Mencintai Diri Sendiri

Jenis Bahan PEPAK: Artikel

Sebelum kita mengajar anak-anak untuk mengasihi diri sendiri, maka sebagai orangtua ataupun pendidik kita harus memiliki konsep yang jelas dari Alkitab, mengapa kita harus mengasihi diri kita sendiri.

MENCINTAI DIRI SENDIRI

Cinta adalah satu kata yang sulit untuk ditelusuri. Cinta mempunyai arti yang berbeda bagi orang yang berbeda pada saat yang berbeda. Saya cinta (suka) kacang, cinta sepakbola, cinta cuaca hangat, cinta istri dan anak-anak saya, cinta buku yang baik, cinta pembicaraan yang membangkitkan semangat dan cinta Tuhan.

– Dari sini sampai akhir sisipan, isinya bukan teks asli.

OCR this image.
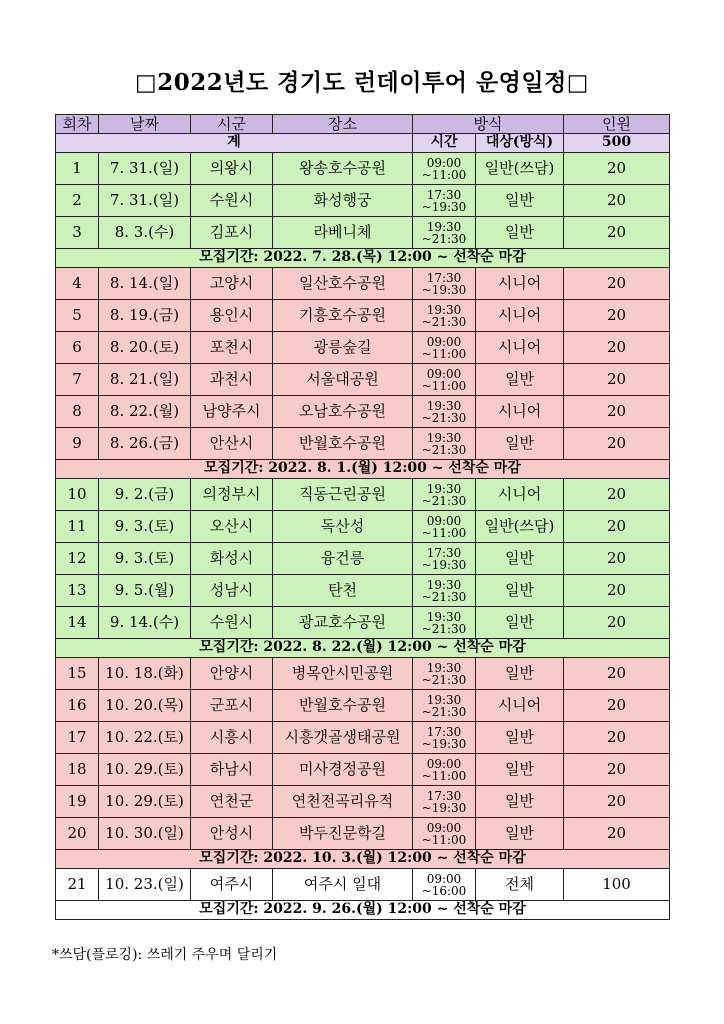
□2022년도 경기도 런데이투어 운영일정□
회차	날짜	시군	장소	방식		인원
계				시간	대상(방식)	500
1	7. 31.(일)	의왕시	왕송호수공원	09:00
~11:00	일반(쓰담)	20
2	7. 31.(일)	수원시	화성행궁	17:30
~19:30	일반	20
3	8. 3.(수)	김포시	라베니체	19:30
~21:30	일반	20
모집기간: 2022. 7. 28.(목) 12:00 ~ 선착순 마감						
4	8. 14.(일)	고양시	일산호수공원	17:30
~19:30	시니어	20
5	8. 19.(금)	용인시	기흥호수공원	19:30
~21:30	시니어	20
6	8. 20.(토)	포천시	광릉숲길	09:00
~11:00	시니어	20
7	8. 21.(일)	과천시	서울대공원	09:00
~11:00	일반	20
8	8. 22.(월)	남양주시	오남호수공원	19:30
~21:30	시니어	20
9	8. 26.(금)	안산시	반월호수공원	19:30
~21:30	일반	20
모집기간: 2022. 8. 1.(월) 12:00 ~ 선착순 마감						
10	9. 2.(금)	의정부시	직동근린공원	19:30
~21:30	시니어	20
11	9. 3.(토)	오산시	독산성	09:00
~11:00	일반(쓰담)	20
12	9. 3.(토)	화성시	융건릉	17:30
~19:30	일반	20
13	9. 5.(월)	성남시	탄천	19:30
~21:30	일반	20
14	9. 14.(수)	수원시	광교호수공원	19:30
~21:30	일반	20
모집기간: 2022. 8. 22.(월) 12:00 ~ 선착순 마감						
15	10. 18.(화)	안양시	병목안시민공원	19:30
~21:30	일반	20
16	10. 20.(목)	군포시	반월호수공원	19:30
~21:30	시니어	20
17	10. 22.(토)	시흥시	시흥갯골생태공원	17:30
~19:30	일반	20
18	10. 29.(토)	하남시	미사경정공원	09:00
~11:00	일반	20
19	10. 29.(토)	연천군	연천전곡리유적	17:30
~19:30	일반	20
20	10. 30.(일)	안성시	박두진문학길	09:00
~11:00	일반	20
모집기간: 2022. 10. 3.(월) 12:00 ~ 선착순 마감						
21	10. 23.(일)	여주시	여주시 일대	09:00
~16:00	전체	100
모집기간: 2022. 9. 26.(월) 12:00 ~ 선착순 마감						
*쓰담(플로깅): 쓰레기 주우며 달리기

Setiap hal ini mendapatkan jumlah cinta yang berbeda-beda. Walaupun saya menyukai kacang, saya tidak bingung jika saya tidak makan kacang untuk sementara waktu. Saya cinta sepakbola, sehingga setiap hari Minggu siang saya menontonnya di TV. Walaupun demikian, saya akan meninggalkan acara sepakbola itu bila ada kesempatan untuk mengadakan acara bersama seluruh keluarga saya. Cinta saya kepada Allah menyuruh saya agar tidak setiap kali absen dari gereja pada hari Minggu untuk pergi dengan keluarga.

Istilah mencintai diri sendiri juga mempunyai arti yang berbeda- beda. Akibatnya timbul banyak kebingungan terhadap peranan diri dalam pengertian Alkitabiah tentang sifat orang.

Inilah masalahnya. Mencintai diri sendiri dan mementingkan diri sendiri biasanya merupakan istilah yang sama artinya di dalam Alkitab. Paulus berkata bahwa pada akhir zaman orang akan "mencintai dirinya sendiri" (2Timotius 3:1-5). Sifat mencintai diri sendiri itu akan dibuktikan oleh keasyikan mereka dengan uang, kesombongan mereka, cara mereka memaksakan pendapat mereka sendiri dan menuntut keinginan mereka sendiri, kesenangan mereka untuk menyebarkan desas- desus yang merusak, dan tindakan mereka yang terus-menerus mengejar kebebasan dan kesenangan yang tidak terbatas. Itulah wujud yang jelas dari sifat mementingkan diri sendiri.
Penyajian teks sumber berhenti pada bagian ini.